Va sempre accolta con favore la decisione di sottoporre ad ulteriore verifica se un soggetto, seppure condannato dopo tre gradi di giudizio, sia veramente colpevole oppure no. Se vi è il solo minimo dubbio che possa esserci stato un errore e che un innocente sia ingiustamente in galera, è assolutamente necessario riprendere in mano le carte e approfondire la ricostruzione dei fatti. E questa principio tanto più vale, quanto più grave è il reato e, di conseguenza, pesante la pena inflitta. Anche se si tratta di un fatto odioso come la strage di Erba dove l’11 dicembre 2006 furono uccise quattro persone inermi (tra di loro anche un bambino di due anni) che nulla di male avevano fatto e che reclama che i responsabili paghino.
Se si vogliono dormire sonni tranquilli bisogna dunque a tutti i costi escludere che siano rinchiuse in carcere da sedici anni due persone innocenti e soprattutto che ci debbano restare per tutta la vita. È un fatto molto raro che una richiesta di revisione superi il vaglio dell’esame preliminare di ammissibilità: la stragrande maggioranza delle richieste avanzate da soggetti condannati non approda all’udienza, viene dichiarata inammissibile in via preliminare. Se i giudici della Corte di Appello di Brescia, dall’esame preliminare delle nuove prove addotte dai difensori di Olindo e Rosa, hanno avuto solo il minimo dubbio che i veri responsabili della strage possano non essere i due coniugi, non potevano che decidere di accoglie la richiesta di revisione.

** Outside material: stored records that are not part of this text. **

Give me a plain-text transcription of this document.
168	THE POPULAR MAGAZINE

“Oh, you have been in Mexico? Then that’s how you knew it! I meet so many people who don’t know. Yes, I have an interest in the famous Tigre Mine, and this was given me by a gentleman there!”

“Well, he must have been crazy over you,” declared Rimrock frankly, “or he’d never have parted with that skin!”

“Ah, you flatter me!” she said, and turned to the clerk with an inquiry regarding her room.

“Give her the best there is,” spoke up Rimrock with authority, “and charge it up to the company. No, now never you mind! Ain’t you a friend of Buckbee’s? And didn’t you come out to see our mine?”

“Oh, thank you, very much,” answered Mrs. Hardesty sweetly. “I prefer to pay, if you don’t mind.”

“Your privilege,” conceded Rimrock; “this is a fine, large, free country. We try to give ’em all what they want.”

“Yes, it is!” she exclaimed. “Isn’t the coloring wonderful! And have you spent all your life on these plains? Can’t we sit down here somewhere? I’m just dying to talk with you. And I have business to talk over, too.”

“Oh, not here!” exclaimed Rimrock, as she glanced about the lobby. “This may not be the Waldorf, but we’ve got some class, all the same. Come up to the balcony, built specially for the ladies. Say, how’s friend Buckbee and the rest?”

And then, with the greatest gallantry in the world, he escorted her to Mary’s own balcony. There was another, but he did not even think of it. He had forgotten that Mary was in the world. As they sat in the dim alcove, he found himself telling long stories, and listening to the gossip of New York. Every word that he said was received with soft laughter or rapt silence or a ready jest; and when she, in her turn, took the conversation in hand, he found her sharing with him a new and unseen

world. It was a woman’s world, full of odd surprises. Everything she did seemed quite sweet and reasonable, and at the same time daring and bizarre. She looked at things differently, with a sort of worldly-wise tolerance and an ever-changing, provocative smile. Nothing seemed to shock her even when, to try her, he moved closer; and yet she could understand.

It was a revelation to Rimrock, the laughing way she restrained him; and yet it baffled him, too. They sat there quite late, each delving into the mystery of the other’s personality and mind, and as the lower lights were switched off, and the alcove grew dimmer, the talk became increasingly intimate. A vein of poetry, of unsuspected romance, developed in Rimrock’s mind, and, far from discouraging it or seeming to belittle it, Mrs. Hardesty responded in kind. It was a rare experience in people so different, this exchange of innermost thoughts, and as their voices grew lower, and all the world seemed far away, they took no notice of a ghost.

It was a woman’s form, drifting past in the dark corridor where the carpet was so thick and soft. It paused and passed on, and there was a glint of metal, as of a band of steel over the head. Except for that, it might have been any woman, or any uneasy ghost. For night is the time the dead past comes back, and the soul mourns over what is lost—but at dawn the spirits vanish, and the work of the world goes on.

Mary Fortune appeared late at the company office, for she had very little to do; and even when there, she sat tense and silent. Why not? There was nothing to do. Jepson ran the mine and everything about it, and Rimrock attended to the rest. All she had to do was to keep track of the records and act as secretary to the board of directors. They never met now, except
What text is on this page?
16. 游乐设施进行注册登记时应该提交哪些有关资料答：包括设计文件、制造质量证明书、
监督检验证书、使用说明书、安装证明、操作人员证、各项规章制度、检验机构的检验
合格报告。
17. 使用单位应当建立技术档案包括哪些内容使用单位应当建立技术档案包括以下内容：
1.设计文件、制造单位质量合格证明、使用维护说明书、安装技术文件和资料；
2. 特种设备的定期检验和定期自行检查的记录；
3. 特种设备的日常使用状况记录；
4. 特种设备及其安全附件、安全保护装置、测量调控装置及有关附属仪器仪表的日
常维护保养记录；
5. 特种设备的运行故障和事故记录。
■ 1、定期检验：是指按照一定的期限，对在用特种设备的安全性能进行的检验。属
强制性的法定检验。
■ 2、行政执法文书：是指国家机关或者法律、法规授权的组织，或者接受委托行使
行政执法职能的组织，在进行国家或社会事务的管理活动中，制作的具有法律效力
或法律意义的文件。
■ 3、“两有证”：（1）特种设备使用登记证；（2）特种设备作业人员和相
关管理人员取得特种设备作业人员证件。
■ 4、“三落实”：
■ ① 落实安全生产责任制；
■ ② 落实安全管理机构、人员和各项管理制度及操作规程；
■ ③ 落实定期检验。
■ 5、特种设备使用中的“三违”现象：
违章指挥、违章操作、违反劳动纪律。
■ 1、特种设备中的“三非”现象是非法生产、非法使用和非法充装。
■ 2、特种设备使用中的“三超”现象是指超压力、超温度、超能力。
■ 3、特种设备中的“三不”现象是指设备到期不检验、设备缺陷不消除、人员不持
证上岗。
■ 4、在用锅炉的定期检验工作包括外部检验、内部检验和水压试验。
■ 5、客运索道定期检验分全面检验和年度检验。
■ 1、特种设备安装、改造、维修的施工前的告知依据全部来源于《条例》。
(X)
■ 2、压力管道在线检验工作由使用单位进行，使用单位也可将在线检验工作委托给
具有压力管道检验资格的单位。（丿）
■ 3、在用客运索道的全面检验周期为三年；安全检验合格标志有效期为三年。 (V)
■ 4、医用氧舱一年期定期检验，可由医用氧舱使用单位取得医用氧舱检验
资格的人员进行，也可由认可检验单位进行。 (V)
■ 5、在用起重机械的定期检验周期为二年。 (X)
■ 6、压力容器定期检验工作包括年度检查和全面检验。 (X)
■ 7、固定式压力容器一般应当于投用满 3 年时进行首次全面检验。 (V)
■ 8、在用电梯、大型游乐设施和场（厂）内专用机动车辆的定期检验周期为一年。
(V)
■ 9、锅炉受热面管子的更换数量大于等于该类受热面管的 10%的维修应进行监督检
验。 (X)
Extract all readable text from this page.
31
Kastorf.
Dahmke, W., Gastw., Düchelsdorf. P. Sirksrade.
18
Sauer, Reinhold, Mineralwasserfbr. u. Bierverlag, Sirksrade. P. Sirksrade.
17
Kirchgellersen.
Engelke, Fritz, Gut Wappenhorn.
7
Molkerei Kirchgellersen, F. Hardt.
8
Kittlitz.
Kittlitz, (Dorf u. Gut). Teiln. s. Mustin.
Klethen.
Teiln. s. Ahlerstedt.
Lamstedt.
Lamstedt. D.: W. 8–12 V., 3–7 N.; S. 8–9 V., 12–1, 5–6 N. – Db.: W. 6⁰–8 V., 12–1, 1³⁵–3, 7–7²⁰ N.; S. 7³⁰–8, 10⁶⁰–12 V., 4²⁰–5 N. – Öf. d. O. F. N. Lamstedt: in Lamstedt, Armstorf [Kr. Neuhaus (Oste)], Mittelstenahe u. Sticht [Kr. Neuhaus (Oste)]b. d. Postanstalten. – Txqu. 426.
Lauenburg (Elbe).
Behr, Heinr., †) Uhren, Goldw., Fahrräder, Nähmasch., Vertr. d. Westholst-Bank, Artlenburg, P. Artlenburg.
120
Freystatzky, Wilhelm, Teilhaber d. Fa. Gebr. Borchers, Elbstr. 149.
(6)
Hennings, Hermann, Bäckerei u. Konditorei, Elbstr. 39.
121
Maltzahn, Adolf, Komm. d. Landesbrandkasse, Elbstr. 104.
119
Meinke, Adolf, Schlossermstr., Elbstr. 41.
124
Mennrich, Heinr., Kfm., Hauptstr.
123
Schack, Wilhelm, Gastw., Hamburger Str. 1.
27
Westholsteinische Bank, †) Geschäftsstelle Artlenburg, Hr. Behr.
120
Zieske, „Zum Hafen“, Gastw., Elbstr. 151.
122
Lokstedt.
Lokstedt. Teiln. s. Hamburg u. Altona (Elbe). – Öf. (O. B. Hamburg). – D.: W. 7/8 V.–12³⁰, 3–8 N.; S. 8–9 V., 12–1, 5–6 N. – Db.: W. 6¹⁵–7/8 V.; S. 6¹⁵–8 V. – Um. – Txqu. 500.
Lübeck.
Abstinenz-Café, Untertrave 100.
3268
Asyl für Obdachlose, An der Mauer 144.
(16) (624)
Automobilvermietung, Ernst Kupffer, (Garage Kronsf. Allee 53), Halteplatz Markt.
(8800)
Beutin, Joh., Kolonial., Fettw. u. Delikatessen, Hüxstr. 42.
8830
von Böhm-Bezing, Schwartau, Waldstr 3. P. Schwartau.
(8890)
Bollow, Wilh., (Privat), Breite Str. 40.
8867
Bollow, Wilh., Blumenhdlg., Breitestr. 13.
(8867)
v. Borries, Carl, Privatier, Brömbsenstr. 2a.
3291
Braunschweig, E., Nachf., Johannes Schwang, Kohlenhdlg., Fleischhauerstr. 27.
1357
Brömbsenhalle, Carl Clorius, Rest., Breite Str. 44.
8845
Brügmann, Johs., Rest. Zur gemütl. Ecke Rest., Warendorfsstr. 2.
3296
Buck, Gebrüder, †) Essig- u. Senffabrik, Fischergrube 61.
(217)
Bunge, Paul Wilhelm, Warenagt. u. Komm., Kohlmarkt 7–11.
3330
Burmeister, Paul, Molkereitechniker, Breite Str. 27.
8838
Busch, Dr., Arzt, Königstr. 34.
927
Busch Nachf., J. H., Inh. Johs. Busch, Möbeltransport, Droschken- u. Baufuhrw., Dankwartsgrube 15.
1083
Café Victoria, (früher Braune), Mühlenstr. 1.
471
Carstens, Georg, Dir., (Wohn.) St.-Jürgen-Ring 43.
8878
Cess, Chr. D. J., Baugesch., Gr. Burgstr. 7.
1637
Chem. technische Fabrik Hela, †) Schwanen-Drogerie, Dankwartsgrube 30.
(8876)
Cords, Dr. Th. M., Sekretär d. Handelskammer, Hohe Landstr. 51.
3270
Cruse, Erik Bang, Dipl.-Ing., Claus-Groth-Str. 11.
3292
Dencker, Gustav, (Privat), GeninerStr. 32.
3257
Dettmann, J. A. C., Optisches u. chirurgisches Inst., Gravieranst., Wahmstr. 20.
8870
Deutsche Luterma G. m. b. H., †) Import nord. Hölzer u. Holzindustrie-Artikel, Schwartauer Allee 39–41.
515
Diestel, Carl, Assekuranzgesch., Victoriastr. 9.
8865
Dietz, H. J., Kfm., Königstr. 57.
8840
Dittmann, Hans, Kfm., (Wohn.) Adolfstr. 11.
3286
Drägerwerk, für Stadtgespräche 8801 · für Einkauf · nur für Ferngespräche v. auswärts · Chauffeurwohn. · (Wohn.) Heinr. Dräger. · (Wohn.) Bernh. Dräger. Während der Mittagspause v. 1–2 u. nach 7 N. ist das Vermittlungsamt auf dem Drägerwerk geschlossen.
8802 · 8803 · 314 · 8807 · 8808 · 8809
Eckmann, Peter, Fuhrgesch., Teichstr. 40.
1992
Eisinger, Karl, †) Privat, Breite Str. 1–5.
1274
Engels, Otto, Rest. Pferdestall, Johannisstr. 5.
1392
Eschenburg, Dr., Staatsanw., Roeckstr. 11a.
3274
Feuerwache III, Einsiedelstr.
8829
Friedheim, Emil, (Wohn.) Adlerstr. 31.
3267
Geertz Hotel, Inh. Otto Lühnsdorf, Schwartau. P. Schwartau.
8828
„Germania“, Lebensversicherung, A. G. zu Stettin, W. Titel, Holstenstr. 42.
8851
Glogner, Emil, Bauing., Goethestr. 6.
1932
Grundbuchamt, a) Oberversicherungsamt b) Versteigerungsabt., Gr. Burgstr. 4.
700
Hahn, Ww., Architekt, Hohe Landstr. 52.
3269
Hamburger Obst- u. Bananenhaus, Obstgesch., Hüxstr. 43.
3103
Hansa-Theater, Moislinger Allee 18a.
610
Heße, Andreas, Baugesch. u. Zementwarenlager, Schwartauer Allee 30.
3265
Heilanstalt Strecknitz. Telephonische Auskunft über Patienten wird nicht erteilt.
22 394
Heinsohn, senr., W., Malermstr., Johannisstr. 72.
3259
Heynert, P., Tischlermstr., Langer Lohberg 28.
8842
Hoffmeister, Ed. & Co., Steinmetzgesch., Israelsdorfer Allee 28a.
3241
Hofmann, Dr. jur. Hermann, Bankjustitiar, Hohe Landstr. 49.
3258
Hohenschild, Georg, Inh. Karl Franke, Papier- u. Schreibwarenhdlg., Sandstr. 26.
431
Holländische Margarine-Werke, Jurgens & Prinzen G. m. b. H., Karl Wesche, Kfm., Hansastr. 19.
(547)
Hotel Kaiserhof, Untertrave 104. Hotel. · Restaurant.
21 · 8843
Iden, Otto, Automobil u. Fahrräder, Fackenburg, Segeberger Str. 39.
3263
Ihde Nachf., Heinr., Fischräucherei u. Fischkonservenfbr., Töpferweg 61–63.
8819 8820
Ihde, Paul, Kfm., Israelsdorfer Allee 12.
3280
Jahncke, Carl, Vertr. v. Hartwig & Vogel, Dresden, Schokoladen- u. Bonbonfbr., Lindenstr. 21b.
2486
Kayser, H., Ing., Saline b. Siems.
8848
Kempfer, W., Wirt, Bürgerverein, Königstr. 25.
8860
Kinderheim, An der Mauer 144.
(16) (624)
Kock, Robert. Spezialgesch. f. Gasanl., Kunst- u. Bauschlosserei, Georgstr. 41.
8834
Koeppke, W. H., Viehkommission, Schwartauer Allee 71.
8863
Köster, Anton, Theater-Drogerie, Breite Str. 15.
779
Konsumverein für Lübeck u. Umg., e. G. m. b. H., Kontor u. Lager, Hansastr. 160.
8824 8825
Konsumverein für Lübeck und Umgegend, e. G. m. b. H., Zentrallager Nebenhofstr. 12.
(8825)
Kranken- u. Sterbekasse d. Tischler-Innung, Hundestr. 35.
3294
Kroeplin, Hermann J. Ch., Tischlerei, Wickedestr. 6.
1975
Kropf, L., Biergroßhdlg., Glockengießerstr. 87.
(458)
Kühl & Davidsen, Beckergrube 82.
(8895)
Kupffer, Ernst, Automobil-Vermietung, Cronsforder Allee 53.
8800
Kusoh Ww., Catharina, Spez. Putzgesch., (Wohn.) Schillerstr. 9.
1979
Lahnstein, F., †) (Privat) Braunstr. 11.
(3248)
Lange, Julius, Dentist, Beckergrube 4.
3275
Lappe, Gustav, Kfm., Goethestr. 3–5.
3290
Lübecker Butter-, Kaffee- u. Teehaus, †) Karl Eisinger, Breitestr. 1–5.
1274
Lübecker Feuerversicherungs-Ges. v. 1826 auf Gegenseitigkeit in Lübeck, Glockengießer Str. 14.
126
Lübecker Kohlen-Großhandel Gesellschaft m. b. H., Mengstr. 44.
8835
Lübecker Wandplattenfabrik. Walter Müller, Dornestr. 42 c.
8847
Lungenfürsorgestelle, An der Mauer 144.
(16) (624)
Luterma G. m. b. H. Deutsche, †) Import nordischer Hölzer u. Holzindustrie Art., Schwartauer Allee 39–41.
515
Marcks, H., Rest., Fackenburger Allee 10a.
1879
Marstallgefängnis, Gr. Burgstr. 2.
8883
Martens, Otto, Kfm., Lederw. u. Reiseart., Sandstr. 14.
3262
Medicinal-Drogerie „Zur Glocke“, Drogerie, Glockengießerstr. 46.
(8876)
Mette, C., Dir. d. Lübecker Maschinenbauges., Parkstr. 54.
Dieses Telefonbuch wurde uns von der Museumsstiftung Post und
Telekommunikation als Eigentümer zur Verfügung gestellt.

Nel processo di Erba si è poi verificato un fatto eccezionale: la richiesta di rifare il processo non è partita solo dai difensori degli imputati, ma anche dal pubblico ministero. È stato lo stesso procuratore generale della Repubblica di Milano ad avanzare dubbi sulla responsabilità di Olindo e Rosa e a chiedere formalmente di rifare il processo (attirandosi, tra l’altro, le ire dei propri colleghi). Ma allora, se la stessa pubblica accusa ha dei dubbi sulla responsabilità dei condannati, come non riaprire il caso?
In realtà può ancora succedere di tutto. La Corte bresciana il primo marzo, sentiti il pubblico ministero e gli avvocati, potrà ancora dichiarare inammissibile la richiesta di revisione. Farà ciò se riterrà che le nuove prove richieste dalla difesa (tra cui l’audizione di un nuovo testimone, vicino di casa delle vittime, oltre che nuove perizie che dimostrerebbero che le confessioni degli imputati furono indotte e prove di gravi carenze nel riconoscimento svolto dall’unico teste oculare, Mario Frigerio, sopravvissuto alla strage, ma deceduto anni or sono) manchino del requisito della novità o della idoneità a provocare l’assoluzione del condannato, non residuando in tal caso alcun ulteriore accertamento che giustifichi il prosieguo del dibattimento e lo svolgimento di ulteriore attività difensiva.
Se invece la Corte riterrà che le nuove prove prospettate dalla difesa (e, nel caso specifico, dall’accusa) possono essere idonee a sovvertire il primo verdetto, disporrà di escuterle per poi definitivamente decidere se i due coniugi sono innocenti o colpevoli. Comunque andrà a finire, si potrà dire che la verità processuale avrà fatto passi importanti verso il raggiungimento della verità storica, quanto basta per emettere una sentenza di proscioglimento o di colpevolezza; ma in quest’ultimo caso, oltre ogni ragionevole dubbio.